We see that black people spend billions of dollars on hair products even though we don't control the manufacturing or the distribution.


Heavy stuff, though he could have been a little heavier, as a writer friend of mine argues, doing a better job making the historical connections and pointing out that back in the day hair texture could mean more for a black person's social status than skin color. In other words, the kink in your hair could make or break you.


The strength of the film comes from Rock's travels to India and his interviews with black women, particularly actress Tracie Thoms who talks about her decision to wear her hair natural. There's laughter but Rock gets at the desire to feel beautiful, the innate confidence boost one gets when your hair is right and the pain you feel when society tells you that your hair is wrong.
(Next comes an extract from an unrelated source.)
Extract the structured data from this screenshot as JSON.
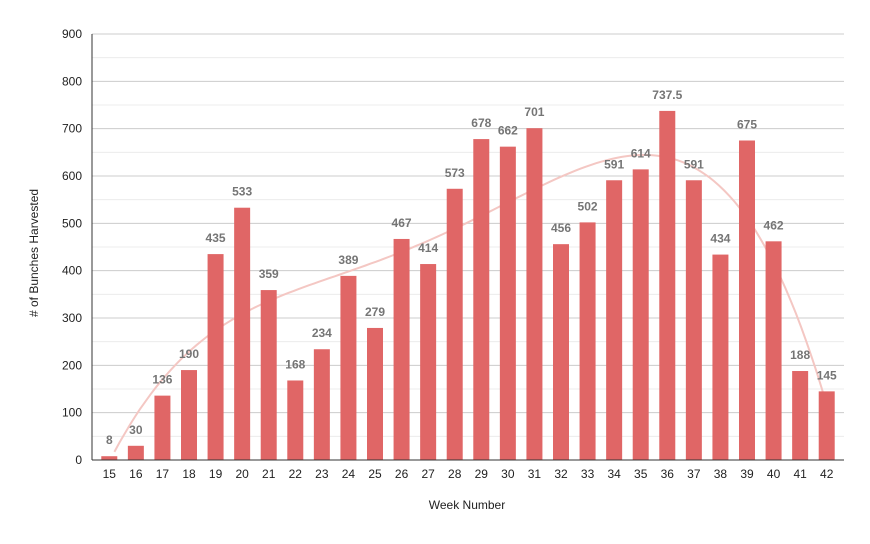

A black woman's hair is her glory, Maya Angelou says in the movie. Indeed, it is.

Tuesday, October 20, 2009

Where The Wild Things Are


I remember Max in his wolf suit tearing through a bedroom that changed into a jungle populated by monstrous creatures who turned out to be rather friendly. And in that imagined jungle, Max and his creature friends began their wild rumpus.

The book was Where The Wild Things Are, written by Maurice Sendak, and it remains one of my favorite reads from my childhood.

Spike Jonze, the crazy genius behind Being John Malkovich, manages to preserve the beautiful essence of that book in his screen version.

Max is played by newcomer Max Records, and the movie fills out the thin volume of pictures and words it is based on. Max has a mother (Catherine Keener) struggling to raise her son and daughter, balance her career and date.

Max is a rambunctious child, struggling with all those intoxicating emotions most nine-year-old boys are apt to have. He is needy and independent, his loneliness assuaged by his wandering imagination.

One night, Max acts a fool, standing on the kitchen counter in his wolf suit while his mother tries to spend time with her boyfriend. He bites her on the shoulder and runs out into the street.

He sees a boat on water and sails to a faraway island where he meets those creatures, who at first want to eat him up but stop when he announces that he is a king with great power.

And this is when the wild rumpus begins.

Max runs wild with these creatures, led by Carol (voiced by a profanity-abstinent James Gandolfini). Rounding out the cast of monsters are KW (Lauren Ambrose), Judith (Catherine O'Hara), Alexander (Paul Dano), and Ira (Forest Whitaker), and Douglas (Chris Cooper).

For awhile, they all run through the jungle, causing fun-filled destruction. But underneath the fun is dysfunction, just like the dysfunction Max was running away from.

And this is where Spike Jonze, with help from a script written by Dave Eggers, shines, embodying his movie with both fantasy and raw emotion.

This is a kid's movie in lots of ways but it isn't. There are scary moments of disturbing behavior and circumstance.

Max isn't some lovable cute child. He's real, at least the way Max Records plays him, full of rage and immaturity, lost in the confusion of his life.

And the monsters have their own deep-seated insecurities, particularly Carol, full of jealous anger and an unbearable sadness.

I don't know how Spike Jonze did it but the movie somehow works, the fantasy and the reality all mixed together some kind of filmic stew. This world feels real even if it is only the result of Max's imagination.

And we, the audience, allow ourselves to be carried along on Max's journey fueled by pain and loneliness and the need we all have to know we are loved.

The movie ends, as the book does, with Max coming home to a hot bowl of soup, safe, loved, happy. Just as I was when I left the movie.